Sunday, September 30, 2007

Learn More About Digital Photography

Digital photography, as opposed to film photography, uses electronic devices to record and capture the image as binary data. It has opened up opportunities for amateurs to explore darkroom techniques which used to be reserved only for professionals with large amounts of money and experience. You are able to experiment with the camera settings, different styles of images can be tried out, and techniques improved all without the expense of film processing. Digital photography has also been adopted by many amateur snapshot photographers, who take advantage of the convenience in the form of sending images by email, placing them on the World Wide Web, or displaying them in digital picture frames.
Common Problems Associated With Photography:
Photography has long had its own language, and digital photography adds many new terms. Ever wonder what the difference was between a tripod and a monopod or just wondered what both of them do. Here are a few common terms and their meaning:
Image Sensors: Pixels and Image Sizes describe key concepts such as resolution, aspect ratio, and color depth that have a huge impact on your photographs.

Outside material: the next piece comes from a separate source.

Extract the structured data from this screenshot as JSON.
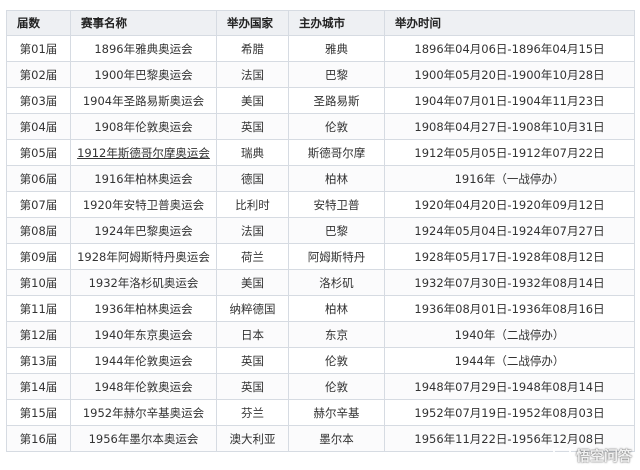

Image longevity: Although digital image data does not degrade (film stock can fade), the media on which the digital images are stored can decay or become corrupt, leading to a loss of image integrity.

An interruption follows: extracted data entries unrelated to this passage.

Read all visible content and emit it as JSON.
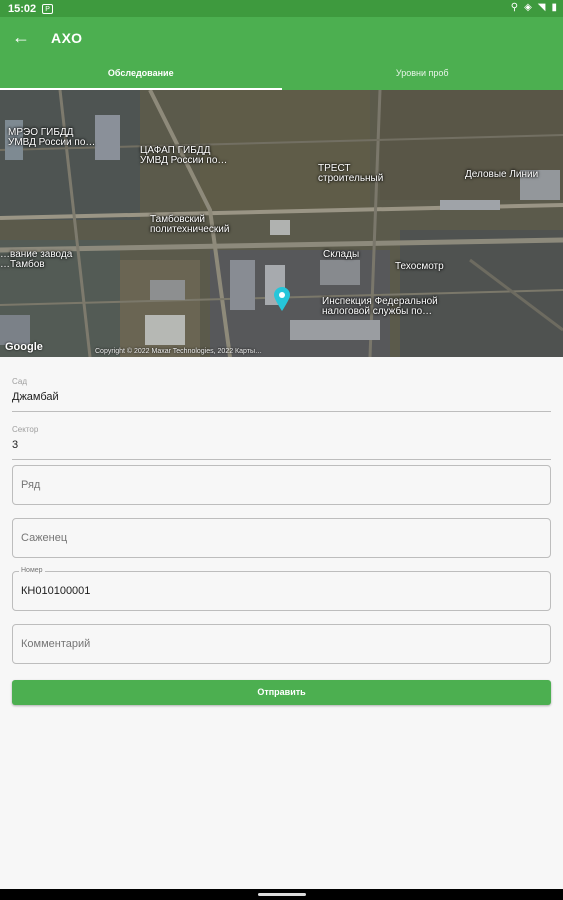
{
  "status_bar": {
    "time": "15:02",
    "notif_badge": "P"
  },
  "app_bar": {
    "title": "АХО",
    "back_icon": "arrow-left-icon"
  },
  "tabs": [
    {
      "label": "Обследование",
      "active": true
    },
    {
      "label": "Уровни проб",
      "active": false
    }
  ],
  "map": {
    "labels": [
      "МРЭО ГИБДД\nУМВД России по…",
      "ЦАФАП ГИБДД\nУМВД России по…",
      "ТРЕСТ\nстроительный",
      "Деловые Линии",
      "Тамбовский\nполитехнический",
      "Склады",
      "Техосмотр",
      "Инспекция Федеральной\nналоговой службы по…",
      "…вание завода\n…Тамбов"
    ],
    "google_logo": "Google",
    "copyright": "Copyright © 2022 Maxar Technologies, 2022 Карты…"
  },
  "form": {
    "garden": {
      "label": "Сад",
      "value": "Джамбай"
    },
    "sector": {
      "label": "Сектор",
      "value": "3"
    },
    "row": {
      "placeholder": "Ряд"
    },
    "sapling": {
      "placeholder": "Саженец"
    },
    "number": {
      "label": "Номер",
      "value": "КН010100001"
    },
    "comment": {
      "placeholder": "Комментарий"
    },
    "submit_label": "Отправить"
  },
  "colors": {
    "primary": "#4caf50",
    "status_bar": "#3e9a3e",
    "marker": "#26c6da"
  }
}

Image browser: An application that enables you to view digital photos.
Image editor: A computer program that enables you to adjust a photo to improve its appearance.

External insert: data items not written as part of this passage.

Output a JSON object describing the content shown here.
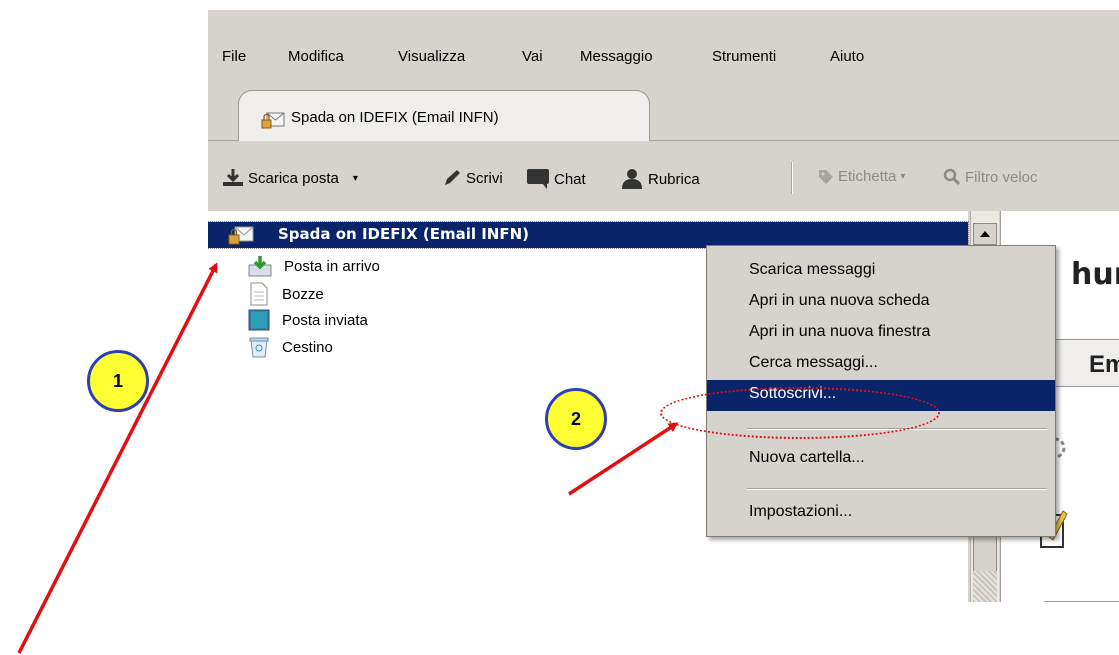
{
  "menubar": {
    "items": [
      "File",
      "Modifica",
      "Visualizza",
      "Vai",
      "Messaggio",
      "Strumenti",
      "Aiuto"
    ]
  },
  "tab": {
    "title": "Spada on IDEFIX (Email INFN)"
  },
  "toolbar": {
    "scarica": "Scarica posta",
    "scrivi": "Scrivi",
    "chat": "Chat",
    "rubrica": "Rubrica",
    "etichetta": "Etichetta",
    "filtro": "Filtro veloc"
  },
  "folders": {
    "account": "Spada on IDEFIX (Email INFN)",
    "items": [
      "Posta in arrivo",
      "Bozze",
      "Posta inviata",
      "Cestino"
    ]
  },
  "content": {
    "title": "hur",
    "subtitle": "Em"
  },
  "context_menu": {
    "items": [
      "Scarica messaggi",
      "Apri in una nuova scheda",
      "Apri in una nuova finestra",
      "Cerca messaggi...",
      "Sottoscrivi...",
      "Nuova cartella...",
      "Impostazioni..."
    ],
    "highlighted": "Sottoscrivi..."
  },
  "annotations": {
    "badge1": "1",
    "badge2": "2",
    "color_arrow": "#e01010",
    "color_badge": "#ffff33"
  },
  "colors": {
    "selection": "#0a246a",
    "chrome": "#d6d3ce"
  }
}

Digital manipulation: A digital image can be modified and manipulated much easier and faster than with traditional negative and print methods.
Say good bye to light problems:
Digital photography has made it possible to quickly and easily take a pair of images of low-light environments: one with flash to capture detail and one without flash to capture ambient illumination. Digital photography bypasses the physical world altogether and directly captures the light from a scene onto a light-sensitive chip and saves the image as a computer file.
Tools and Equipment
Camera equipment has made great strides over the past century in mimicking how the human eye perceives the three-dimensional world within a two-dimensional medium. Cameras with digital sensors that are smaller than the typical 35mm film size will have a smaller field or angle of view when used with a lens of the same focal length. Cameras with high mega pixel ratings take larger pictures with more detail. Cameras with a direct electronic camera-to-computer interface are preferable to those requiring the use of an external memory card.
Digital cameras now outsell film cameras and include features that are not found in film cameras such as the ability to shoot video and record audio. Digital cameras can be much smaller than film cameras of equivalent quality.